Pearce, Nothstein, Mirabella can still medal
ATHENS, Greece -- From the outset, Jennie Reed knew it wasn't going to be her day.
Her time in the seeding race for Sunday's sprint competition was much slower than planned. She couldn't keep the lead in her head-to-head battle with Canada's Lori-Ann Muenzer. And in her next race, she never managed to steal the lead from two-time defending world champion Svetlana Granovskaya of Russia.
Three quick races, about 40 seconds of hard pedaling time, and it was all over. Nothing went right for Reed, who failed to make it out of the opening rounds and won't medal in her Olympic debut.
She finished second in Monday's consolation race, meaning she ended the competition 10th overall in a 12-woman field.
"Sometimes, your legs aren't there,'' Reed said. "There's not always a reason why.''
Reed's comeback season hasn't included too many off days. And Sunday certainly wasn't the right time for one.
She was disappointed with her seed-race time, couldn't hold the lead against Muenzer -- the world bronze medalist -- in the opening round, then was beaten again in the repechage, or second-chance, race later Sunday by Granovskaya. Reed finished behind Britain's Victoria Pendleton in Monday's race for ninth place.
It's the fourth straight Olympics in which American women won't medal in the sprint competition.
I'm pretty disappointed, but at the same time, I rode tactically the best I could,'' said Reed, who aimed to deliver America's first women's sprint medal since Connie Paraskevin-Young won bronze at Seoul in 1988. "Sometimes, that's all you can do. ... I really don't know what went wrong.''
While everything went wrong for Reed in the sprint, everything kept going right for New Zealand's Sarah Ulmer in Sunday's other featured women's race -- the 3,000-meter individual pursuit.
Ulmer again bettered her world record in the pursuit, winning gold in 3 minutes, 24.537 seconds -- more than six seconds faster than the record she set earlier this year and two seconds better than her mark in Saturday's qualifying.

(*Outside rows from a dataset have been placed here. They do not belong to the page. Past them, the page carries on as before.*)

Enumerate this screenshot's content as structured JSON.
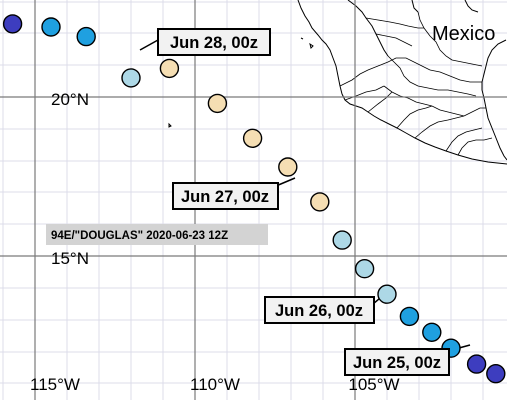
{
  "map": {
    "country_label": "Mexico",
    "storm_label": "94E/\"DOUGLAS\" 2020-06-23 12Z",
    "lon_labels": [
      "115°W",
      "110°W",
      "105°W"
    ],
    "lat_labels": [
      "20°N",
      "15°N"
    ],
    "date_labels": [
      {
        "text": "Jun 28, 00z",
        "lon": -112.0,
        "lat": 20.6
      },
      {
        "text": "Jun 27, 00z",
        "lon": -107.1,
        "lat": 17.7
      },
      {
        "text": "Jun 26, 00z",
        "lon": -104.1,
        "lat": 14.0
      },
      {
        "text": "Jun 25, 00z",
        "lon": -102.6,
        "lat": 12.6
      }
    ],
    "track": [
      {
        "lon": -115.7,
        "lat": 22.3,
        "color": "#3d3dbf"
      },
      {
        "lon": -114.5,
        "lat": 22.2,
        "color": "#1fa0e0"
      },
      {
        "lon": -113.4,
        "lat": 21.9,
        "color": "#1fa0e0"
      },
      {
        "lon": -112.0,
        "lat": 20.6,
        "color": "#add8e6"
      },
      {
        "lon": -110.8,
        "lat": 20.9,
        "color": "#f5deb3"
      },
      {
        "lon": -109.3,
        "lat": 19.8,
        "color": "#f5deb3"
      },
      {
        "lon": -108.2,
        "lat": 18.7,
        "color": "#f5deb3"
      },
      {
        "lon": -107.1,
        "lat": 17.8,
        "color": "#f5deb3"
      },
      {
        "lon": -106.1,
        "lat": 16.7,
        "color": "#f5deb3"
      },
      {
        "lon": -105.4,
        "lat": 15.5,
        "color": "#add8e6"
      },
      {
        "lon": -104.7,
        "lat": 14.6,
        "color": "#add8e6"
      },
      {
        "lon": -104.0,
        "lat": 13.8,
        "color": "#add8e6"
      },
      {
        "lon": -103.3,
        "lat": 13.1,
        "color": "#1fa0e0"
      },
      {
        "lon": -102.6,
        "lat": 12.6,
        "color": "#1fa0e0"
      },
      {
        "lon": -102.0,
        "lat": 12.1,
        "color": "#1fa0e0"
      },
      {
        "lon": -101.2,
        "lat": 11.6,
        "color": "#3d3dbf"
      },
      {
        "lon": -100.6,
        "lat": 11.3,
        "color": "#3d3dbf"
      }
    ]
  }
}
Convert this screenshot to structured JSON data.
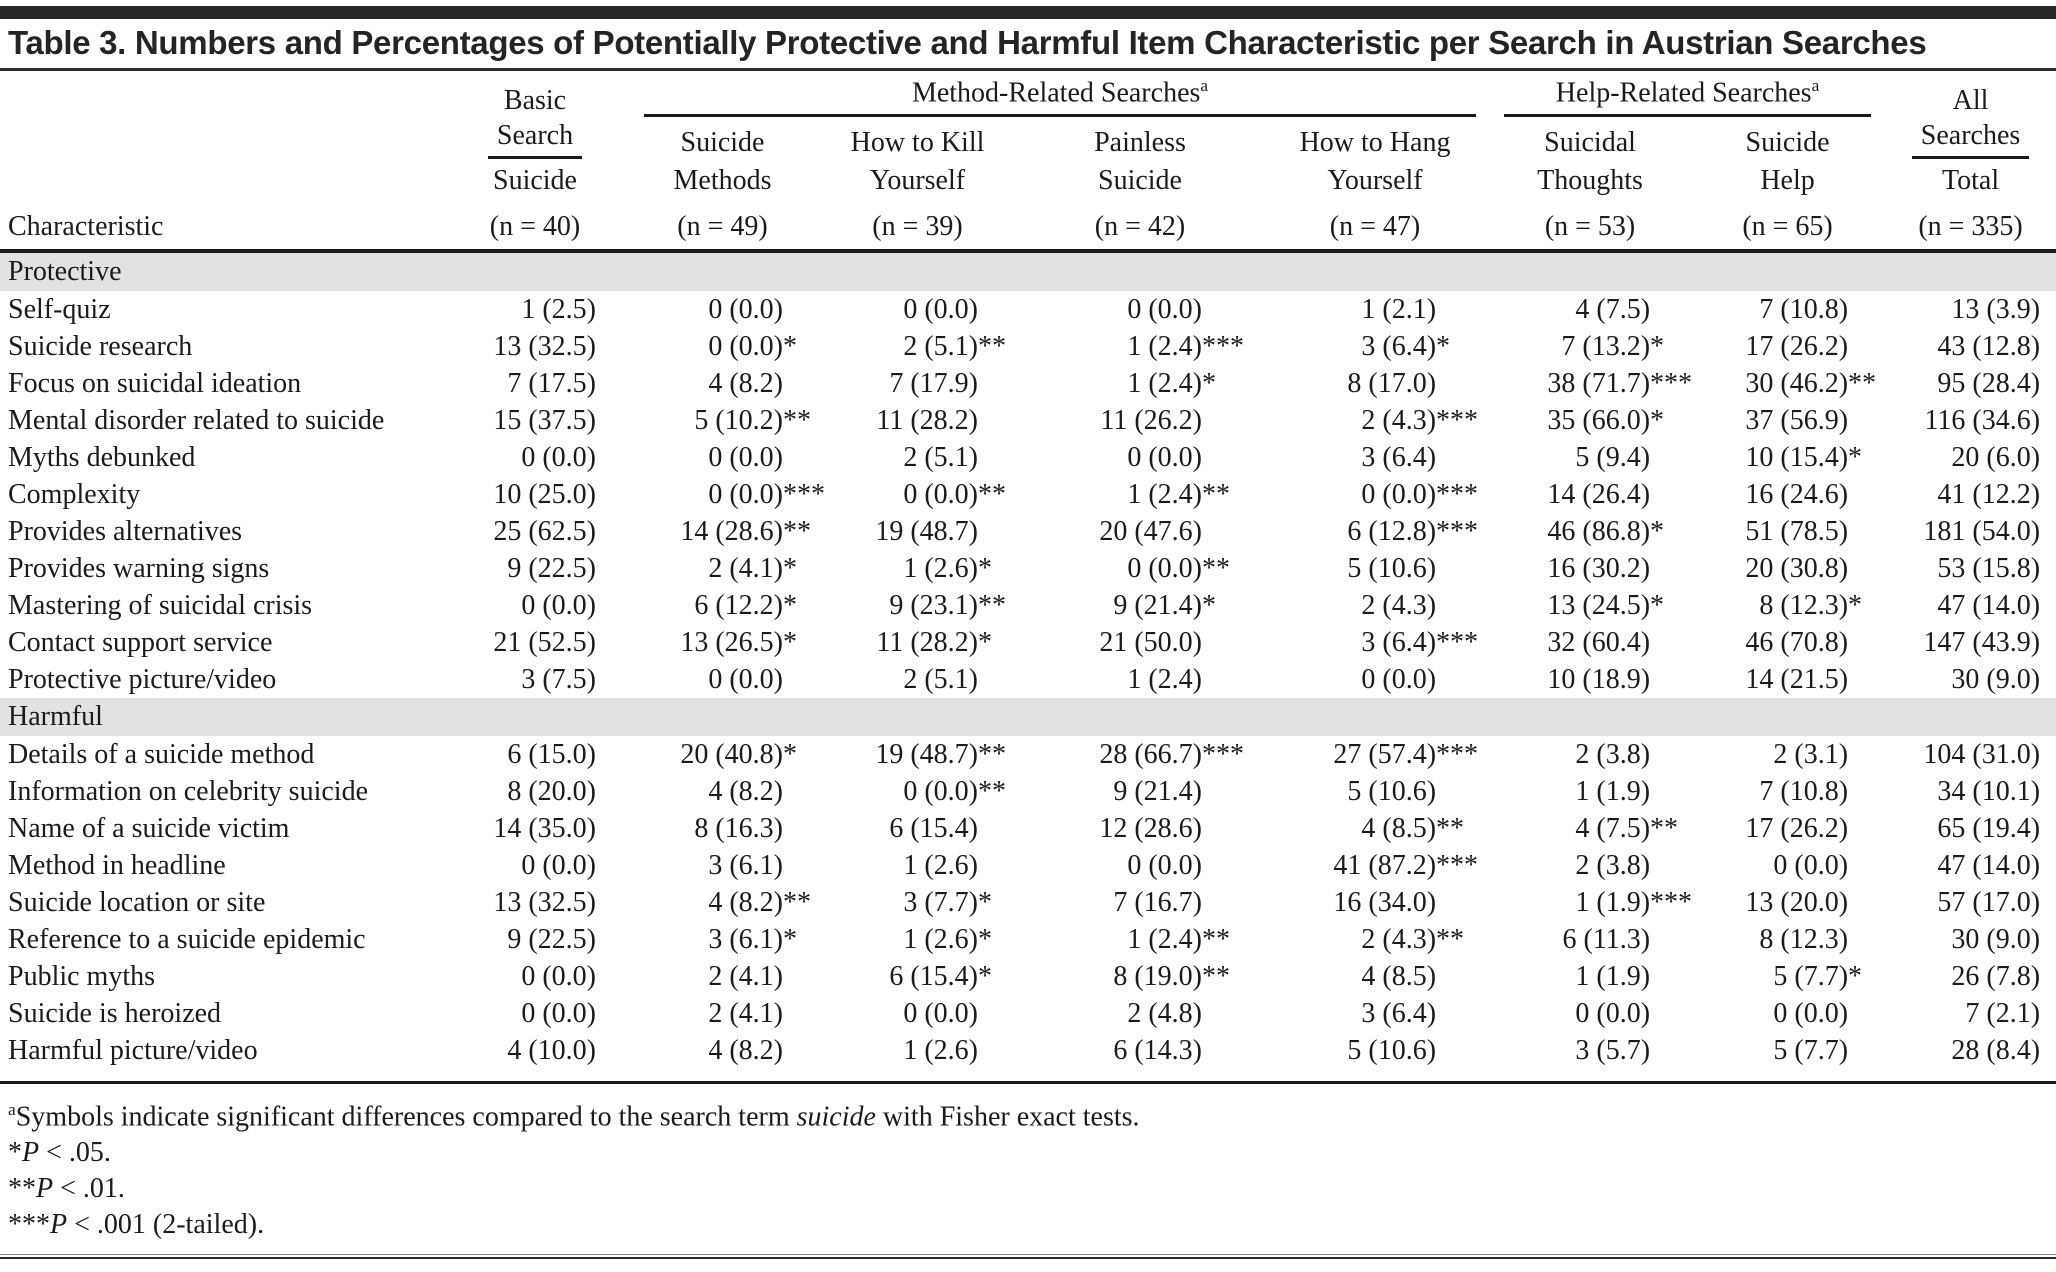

Australia's Katie Mactier took the pursuit silver and retiring Dutch star Leontien Zijlaard-van Moorsel capped her career with a bronze, her sixth overall Olympic medal, accompanied by three golds and a silver from Sydney and a gold medal in the road time trial here Wednesday.
"It was almost inhuman to do this,'' van Moorsel said. "My little heart still beats, but I'm almost dead.''
The Aussie men easily defeated Britain Monday for the gold medal in the 4,000-meter team pursuit, adding the Olympic title to its three consecutive world championships.
Australia's foursome finished in 3 minutes, 58.233 seconds. Britain finished in 4:01.760.
It was the fifth career Olympic medal and the first gold for Australia's Brad McGee, a three-time individual pursuit medalist -- including winner of the silver in Athens -- and a member of his nation's bronze-medal winning pursuit team at Atlanta in 1996.
Australia's win strengthened its position as the dominant cycling program at these Olympics. It now has five medals from its cyclists, including four on the track, and three cycling golds - no other country has matched the Aussies in any of those categories.
The silver was Britain's third medal of the track cycling competition, joining two individual golds won by time trialer Chris Hoy and pursuit racer Bradley Wiggins -- who was part of his country's entry in the gold medal final.
Spain defeated 2000 gold medalist Germany for the bronze, with a winning time of 4:05.523. It was the second bronze medal in cycling at the Athens Games for Spain, with Sergi Escobar figuring in both medal-winning rides -- he was third in the individual pursuit finals. Three American track cyclists still have medal chances at these Olympics: Colby Pearce is in Tuesday's points race Tuesday, while two-time Olympic medalist Marty Nothstein (keirin) and Erin Mirabella (points) race Wednesday, the final day of track competition in Athens.